Chciałbym, naprawdę, bardzo chciałbym, żeby te zapowiedzi PZHLu były prawdą,
ale bacznie śledząc poczynania prezesa Hałasika, to przyszłość prawdopodobnie będzie wyglądała tak:
- 25 lipca dowiemy się, że umowa z amerykańską telewizją zostanie schowana do sejfu prezesa, a jej odtajnienie odbędzie się 15.09
- 15 sierpnia dowiemy się, że gwarancja bankowa zostanie schowana do sejfu prezesa, a jej odtajnienie odbędzie się 15.09
- 15 września - nadal nic nie wiadomo, trwa pat z "5ką" buntowników, ale rozpoczyna się konferencja prasowa PZHLu, tłumy dziennikarzy, relację FullHD prowadzi [small]południowo[/small]amerykańska telewizja stantyminski.tv z Peru,
prezes Hałasik z dumą przedstawia:
gwarantem bankowym jest Lehman Brothers,
sponsorem PZHL, HL i SK zostaje.... BetSiejewiczKlik.sg - wielka firma bukmacherska z Singapuru,
oraz na wielkim ekranie 3d - skład nowopowstałej hokejowej ligi (NHL) - 4 kluby
po pytaniach dziennikarzy, przedstawiciel sponsora jest zmieszany,
przecież miało być min. 8 drużyn !
przecież prezes obiecał, że ministra Mucha cofnie zakaz sponsorowania firm bukmacherskich w polskim sporcie !
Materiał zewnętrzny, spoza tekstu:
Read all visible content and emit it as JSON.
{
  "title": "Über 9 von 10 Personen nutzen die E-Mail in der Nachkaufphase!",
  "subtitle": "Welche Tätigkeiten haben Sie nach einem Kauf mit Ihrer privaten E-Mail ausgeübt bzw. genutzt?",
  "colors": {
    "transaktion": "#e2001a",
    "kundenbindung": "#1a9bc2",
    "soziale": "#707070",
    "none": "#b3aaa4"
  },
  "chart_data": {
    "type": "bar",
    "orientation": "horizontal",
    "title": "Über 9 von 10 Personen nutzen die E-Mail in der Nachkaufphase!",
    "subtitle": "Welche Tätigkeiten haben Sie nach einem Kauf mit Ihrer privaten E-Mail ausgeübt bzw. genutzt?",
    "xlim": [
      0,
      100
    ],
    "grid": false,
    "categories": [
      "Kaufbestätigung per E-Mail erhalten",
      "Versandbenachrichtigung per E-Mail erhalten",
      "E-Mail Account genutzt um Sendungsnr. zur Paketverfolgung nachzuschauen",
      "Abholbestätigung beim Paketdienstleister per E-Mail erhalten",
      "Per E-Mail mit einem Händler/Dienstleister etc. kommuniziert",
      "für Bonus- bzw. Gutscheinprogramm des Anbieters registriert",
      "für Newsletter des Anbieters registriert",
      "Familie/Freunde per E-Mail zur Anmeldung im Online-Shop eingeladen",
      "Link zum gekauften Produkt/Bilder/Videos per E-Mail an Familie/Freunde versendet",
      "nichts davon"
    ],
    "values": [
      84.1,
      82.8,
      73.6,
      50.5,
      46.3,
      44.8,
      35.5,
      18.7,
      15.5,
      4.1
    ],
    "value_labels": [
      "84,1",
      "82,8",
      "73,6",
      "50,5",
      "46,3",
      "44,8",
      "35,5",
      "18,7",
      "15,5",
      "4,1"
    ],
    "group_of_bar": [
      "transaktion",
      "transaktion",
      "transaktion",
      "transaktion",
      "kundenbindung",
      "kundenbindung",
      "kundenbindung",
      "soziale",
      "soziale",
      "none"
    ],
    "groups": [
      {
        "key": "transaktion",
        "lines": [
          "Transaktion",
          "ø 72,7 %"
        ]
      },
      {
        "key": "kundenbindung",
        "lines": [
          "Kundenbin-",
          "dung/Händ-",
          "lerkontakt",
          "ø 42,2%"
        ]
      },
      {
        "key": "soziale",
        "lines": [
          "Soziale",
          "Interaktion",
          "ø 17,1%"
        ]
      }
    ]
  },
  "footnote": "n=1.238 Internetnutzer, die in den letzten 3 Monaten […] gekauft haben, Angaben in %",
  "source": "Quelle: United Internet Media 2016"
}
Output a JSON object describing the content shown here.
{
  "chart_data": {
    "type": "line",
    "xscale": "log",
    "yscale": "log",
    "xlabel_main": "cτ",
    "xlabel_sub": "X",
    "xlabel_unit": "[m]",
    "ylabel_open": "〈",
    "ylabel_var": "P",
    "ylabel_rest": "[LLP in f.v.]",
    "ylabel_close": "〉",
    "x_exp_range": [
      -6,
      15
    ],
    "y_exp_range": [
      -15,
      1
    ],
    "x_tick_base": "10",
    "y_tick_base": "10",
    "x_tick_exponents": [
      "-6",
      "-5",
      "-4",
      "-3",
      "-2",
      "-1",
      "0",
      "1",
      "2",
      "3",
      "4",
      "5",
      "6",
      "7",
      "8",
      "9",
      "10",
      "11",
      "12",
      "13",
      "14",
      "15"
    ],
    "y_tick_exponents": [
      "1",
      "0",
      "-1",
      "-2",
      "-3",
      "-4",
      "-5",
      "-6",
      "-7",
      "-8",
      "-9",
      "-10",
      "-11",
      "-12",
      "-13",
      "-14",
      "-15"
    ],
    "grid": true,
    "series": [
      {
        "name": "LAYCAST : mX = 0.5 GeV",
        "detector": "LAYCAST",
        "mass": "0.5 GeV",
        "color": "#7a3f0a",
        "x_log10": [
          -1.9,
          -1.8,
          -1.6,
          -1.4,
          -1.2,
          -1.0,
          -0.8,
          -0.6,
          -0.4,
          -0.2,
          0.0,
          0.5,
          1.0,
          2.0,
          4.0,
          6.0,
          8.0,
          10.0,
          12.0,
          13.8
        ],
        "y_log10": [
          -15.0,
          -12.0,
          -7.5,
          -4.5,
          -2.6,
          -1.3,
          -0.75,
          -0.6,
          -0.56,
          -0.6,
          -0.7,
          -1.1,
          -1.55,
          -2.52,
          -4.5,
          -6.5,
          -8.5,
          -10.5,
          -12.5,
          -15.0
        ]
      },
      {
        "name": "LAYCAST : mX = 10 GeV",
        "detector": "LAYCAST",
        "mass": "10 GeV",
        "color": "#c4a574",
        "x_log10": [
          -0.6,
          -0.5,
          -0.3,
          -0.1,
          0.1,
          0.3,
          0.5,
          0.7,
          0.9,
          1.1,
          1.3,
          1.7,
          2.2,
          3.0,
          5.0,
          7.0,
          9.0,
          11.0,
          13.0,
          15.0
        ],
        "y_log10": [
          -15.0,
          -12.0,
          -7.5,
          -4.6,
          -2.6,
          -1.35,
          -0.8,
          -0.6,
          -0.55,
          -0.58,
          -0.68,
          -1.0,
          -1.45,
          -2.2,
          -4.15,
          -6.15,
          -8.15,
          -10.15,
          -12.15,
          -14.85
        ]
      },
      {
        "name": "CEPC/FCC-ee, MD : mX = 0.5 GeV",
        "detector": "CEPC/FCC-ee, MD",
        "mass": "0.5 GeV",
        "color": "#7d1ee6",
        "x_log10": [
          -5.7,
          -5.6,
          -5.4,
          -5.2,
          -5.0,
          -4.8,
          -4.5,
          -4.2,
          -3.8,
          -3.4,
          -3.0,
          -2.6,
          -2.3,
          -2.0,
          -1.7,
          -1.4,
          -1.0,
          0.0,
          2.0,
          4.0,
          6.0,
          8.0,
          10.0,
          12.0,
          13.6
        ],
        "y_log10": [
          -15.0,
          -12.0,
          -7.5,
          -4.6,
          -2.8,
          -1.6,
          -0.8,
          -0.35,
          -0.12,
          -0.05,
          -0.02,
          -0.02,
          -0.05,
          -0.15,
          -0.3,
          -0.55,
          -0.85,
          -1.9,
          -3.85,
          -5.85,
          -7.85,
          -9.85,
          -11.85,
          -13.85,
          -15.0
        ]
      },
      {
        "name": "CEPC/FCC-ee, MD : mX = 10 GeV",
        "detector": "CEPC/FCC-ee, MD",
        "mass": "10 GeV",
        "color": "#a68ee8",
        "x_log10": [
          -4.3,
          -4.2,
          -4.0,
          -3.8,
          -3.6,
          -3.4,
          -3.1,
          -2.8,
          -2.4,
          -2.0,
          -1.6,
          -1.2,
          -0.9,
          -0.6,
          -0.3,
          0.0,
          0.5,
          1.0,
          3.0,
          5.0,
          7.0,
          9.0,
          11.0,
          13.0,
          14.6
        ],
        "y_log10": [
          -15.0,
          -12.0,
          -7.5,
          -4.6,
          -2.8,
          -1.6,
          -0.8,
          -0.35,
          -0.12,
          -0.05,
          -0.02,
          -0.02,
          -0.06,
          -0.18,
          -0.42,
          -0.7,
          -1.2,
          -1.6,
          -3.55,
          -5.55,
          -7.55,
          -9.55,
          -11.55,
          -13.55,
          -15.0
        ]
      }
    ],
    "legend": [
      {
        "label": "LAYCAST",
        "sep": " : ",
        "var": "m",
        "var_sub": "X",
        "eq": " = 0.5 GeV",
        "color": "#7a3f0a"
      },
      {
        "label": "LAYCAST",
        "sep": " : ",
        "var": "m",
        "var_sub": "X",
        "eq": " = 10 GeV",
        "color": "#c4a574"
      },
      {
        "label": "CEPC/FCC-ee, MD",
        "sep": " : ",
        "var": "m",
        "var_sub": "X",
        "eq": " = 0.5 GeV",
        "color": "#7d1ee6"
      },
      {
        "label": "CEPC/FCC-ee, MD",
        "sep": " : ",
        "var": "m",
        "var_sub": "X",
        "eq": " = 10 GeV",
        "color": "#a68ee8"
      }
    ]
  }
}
sponsor się wycofuje, telewizja amerykańska też, ale prezes ogłasza:
mamy umowę na przygotowanie i wdrożenie programu statystycznego do obsługi rozgrywek prowadzonych przez PZHL i PHL w sezonie 2013/14, w tym internetowych relacji live,
jeżeli nie znajdę sponsora do 15.12.2014r. to sam podam się do dymisji
-
-
Sezon 2013/2014
Przepraszam za post pod postem,
ale dziś 11 lipca, czyli ostateczny termin zgłaszania klubów do ?HL,
szukałem więc jakichś treściwych informacji,
niestety nie znalazłem nic ważnego... a może się mylę, może w poniższych informacjach, są jakieś kluczowe:
jak podaje SHOUTNEWS z h.net "prezes Hałasik zaprosił przedstawicieli klubów na spotkanie, które odbędzie się w poniedziałek w Tychach o godzinie 14.00"
właściwie to nie wiadomo o jaki poniedziałek chodzi, ani o jakie kluby
na stronie h.net jest Informacja z dnia 10 lipca pt. "Kibice zapytali, prezes odpowiedział"
prezes ?HL odpowiada na pytania z facebooka,
większość wygląda jak gra w "pomidor" - pamiętacie ?
jak masz na imię ? - pomidor
jak nazywa się sponsor ? - pomidor
ile kasy będzie mieć liga ? - pomidor
oto [url=http://www.hokej.net/pl/news,artykul,5,30864,kibice-zapytali-prezes-odpowiedzial.html]link[/url]
i jeszcze jedno,
na stronie ?HL jest screen z naszej strony głównej - mogą tak zamieszczać ?
to dowód: [url=http://www.hokejliga.pl/]główna strona ?HL[/url]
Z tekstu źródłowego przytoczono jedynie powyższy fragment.